A Swiss man was given a 22-month suspended prison sentence Thursday for spying on German tax officials for more than 3½ years.
The man had confessed to the Frankfurt state court that he accepted 28,000 euros ($33,000) from Switzerland’s NDB spy agency to obtain information on tax officials in the German state of North Rhine-Westphalia.
The 54-year-old was identified only as Daniel M. in line with Germany privacy rules.
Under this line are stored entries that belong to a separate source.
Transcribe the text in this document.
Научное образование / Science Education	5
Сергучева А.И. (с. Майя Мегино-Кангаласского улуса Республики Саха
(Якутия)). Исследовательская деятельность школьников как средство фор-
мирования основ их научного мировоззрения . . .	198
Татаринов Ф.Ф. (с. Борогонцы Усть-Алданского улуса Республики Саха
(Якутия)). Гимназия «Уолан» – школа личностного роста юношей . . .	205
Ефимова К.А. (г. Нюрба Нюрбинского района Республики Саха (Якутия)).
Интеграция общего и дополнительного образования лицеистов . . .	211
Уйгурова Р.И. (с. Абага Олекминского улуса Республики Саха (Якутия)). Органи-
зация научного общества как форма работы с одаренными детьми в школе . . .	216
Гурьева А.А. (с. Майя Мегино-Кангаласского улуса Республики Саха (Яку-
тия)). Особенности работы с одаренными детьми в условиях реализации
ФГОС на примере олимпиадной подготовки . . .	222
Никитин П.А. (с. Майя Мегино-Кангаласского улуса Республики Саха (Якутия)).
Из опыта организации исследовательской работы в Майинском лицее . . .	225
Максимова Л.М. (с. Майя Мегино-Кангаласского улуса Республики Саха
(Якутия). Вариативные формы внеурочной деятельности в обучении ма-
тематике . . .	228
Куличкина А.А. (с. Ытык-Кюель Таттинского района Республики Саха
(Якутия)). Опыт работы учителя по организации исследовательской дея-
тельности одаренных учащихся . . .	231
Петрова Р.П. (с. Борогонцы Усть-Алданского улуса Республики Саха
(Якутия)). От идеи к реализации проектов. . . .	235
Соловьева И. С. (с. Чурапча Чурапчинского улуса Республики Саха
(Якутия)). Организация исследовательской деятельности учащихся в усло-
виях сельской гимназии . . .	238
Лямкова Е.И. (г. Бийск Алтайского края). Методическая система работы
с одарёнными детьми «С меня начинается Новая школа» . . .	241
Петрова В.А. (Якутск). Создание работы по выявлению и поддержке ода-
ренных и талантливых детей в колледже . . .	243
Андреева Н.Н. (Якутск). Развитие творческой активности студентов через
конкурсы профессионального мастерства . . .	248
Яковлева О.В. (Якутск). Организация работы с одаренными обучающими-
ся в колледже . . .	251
The court took into account his confession in handing him the suspended sentence.
Prosecutors alleged that M. was tasked with identifying the German tax investigators who had obtained a data CD containing confidential Swiss bank client data and used the information to open multiple tax-evasion prosecutions.
The court said that M. worked for Zurich police and for a Swiss bank, then founded his own company in 2011. It said he got into contact with the intelligence agency via former police colleagues.
His spying took place between July 2011 and February 2015.
The finance minister of North Rhine-Westphalia, Germany’s most populous state, said the Swiss agency’s behavior was unacceptable and must not be repeated.
“We expect from Swiss authorities a complete rethink and clear signals that they will, in future, join unreservedly in the fight against international crime, tax evasion and terror financing,” state Finance Minister Lutz Lienenkaemper said.